Game 1 swung after the Red Wings struck first on Phillip Glasser’s RBI double in the second inning. Scranton/Wilkes-Barre answered immediately with a two-run homer in the bottom half from Paul DeJong, his team-leading sixth of the season and a 402-foot shot that changed the tone of the afternoon. Anthony Volpe, in the fourth game of his rehab assignment with the Yankees’ Triple-A club, went 2-for-4 with two RBI and continued a strong week after homering in his first rehab game on April 22. Dom Hamel did the rest on the mound, working 5.0 innings, allowing one run on four hits and striking out four for his first win of the year.
The second game showed how quickly a seven-inning doubleheader can turn on one inning. Brendan Beck, the Yankees’ No. 21 prospect, took the ball against Shinnosuke Ogasawara and was hit hard, allowing nine runs on 10 hits as Rochester seized control with a four-run third inning. Robert Hassell III and Andrew Pinckney each drove in three runs for the Red Wings, who finished with 10 hits and left Scranton/Wilkes-Barre chasing from behind almost immediately.

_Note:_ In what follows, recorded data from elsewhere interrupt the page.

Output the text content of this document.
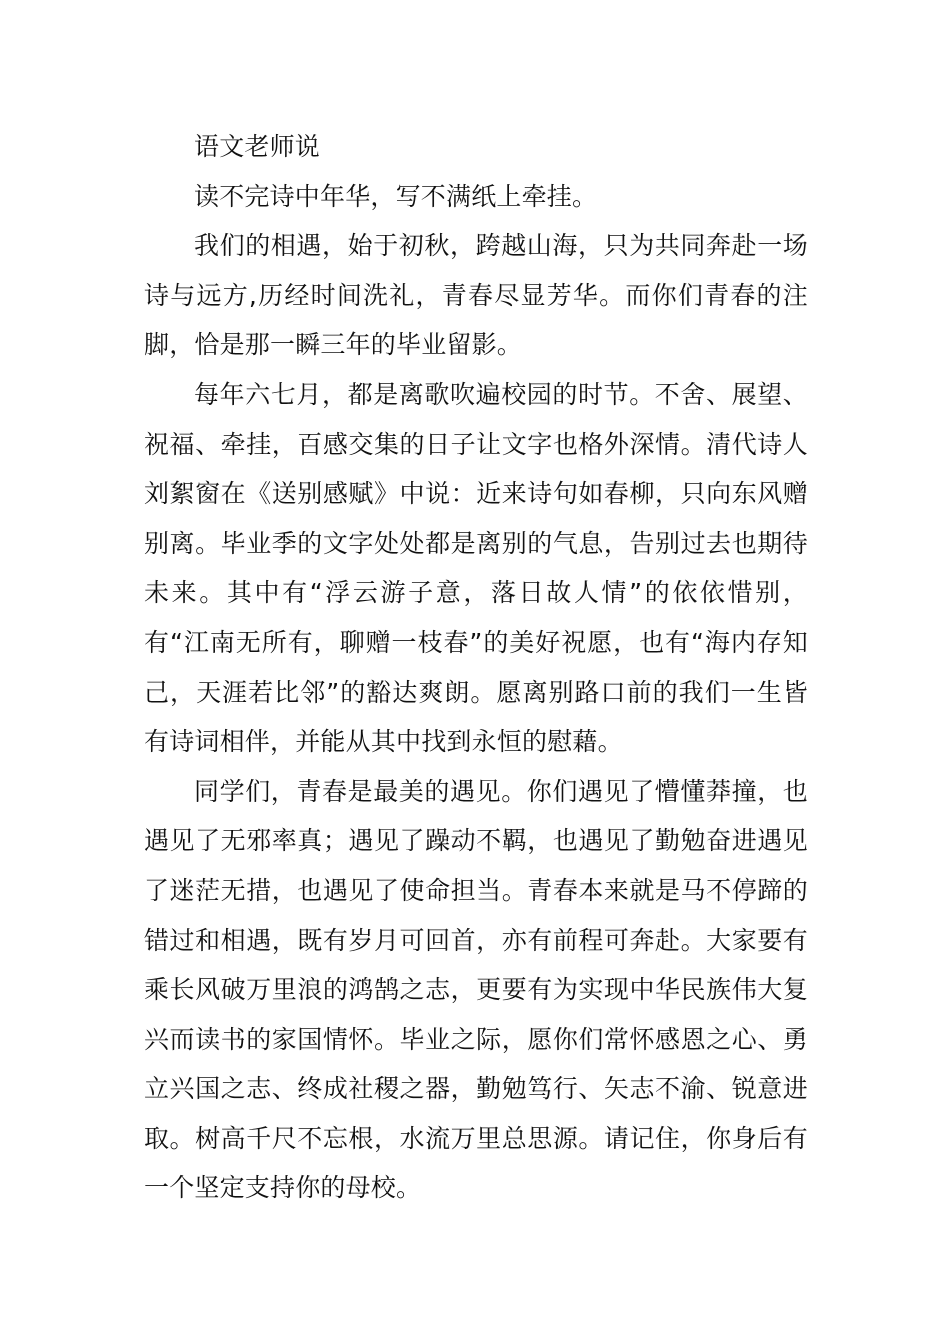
语文老师说

读不完诗中年华，写不满纸上牵挂。

我们的相遇，始于初秋，跨越山海，只为共同奔赴一场诗与远方,历经时间洗礼，青春尽显芳华。而你们青春的注脚，恰是那一瞬三年的毕业留影。

每年六七月，都是离歌吹遍校园的时节。不舍、展望、祝福、牵挂，百感交集的日子让文字也格外深情。清代诗人刘絮窗在《送别感赋》中说：近来诗句如春柳，只向东风赠别离。毕业季的文字处处都是离别的气息，告别过去也期待未来。其中有“浮云游子意，落日故人情”的依依惜别，有“江南无所有，聊赠一枝春”的美好祝愿，也有“海内存知己，天涯若比邻”的豁达爽朗。愿离别路口前的我们一生皆有诗词相伴，并能从其中找到永恒的慰藉。

同学们，青春是最美的遇见。你们遇见了懵懂莽撞，也遇见了无邪率真；遇见了躁动不羁，也遇见了勤勉奋进遇见了迷茫无措，也遇见了使命担当。青春本来就是马不停蹄的错过和相遇，既有岁月可回首，亦有前程可奔赴。大家要有乘长风破万里浪的鸿鹄之志，更要有为实现中华民族伟大复兴而读书的家国情怀。毕业之际，愿你们常怀感恩之心、勇立兴国之志、终成社稷之器，勤勉笃行、矢志不渝、锐意进取。树高千尺不忘根，水流万里总思源。请记住，你身后有一个坚定支持你的母校。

Even with the loss, the RailRiders got what mattered most from the day. They took four of six from a division opponent, got meaningful production from a major-league rehab assignment in the opener, and saw one starter and one lineup spot deliver enough in Game 1 to protect the series. The split snapped Scranton/Wilkes-Barre’s three-game winning streak, but the series win still reflected the kind of organizational depth that can carry a club through rainouts, doubleheaders and all the tactical strain that comes with them. Game 2 drew 2,957 fans to PNC Field, where the temperature was 59 degrees, partly cloudy, and the first pitch came at 3:41 p.m. with a game time of 2 hours and 25 minutes.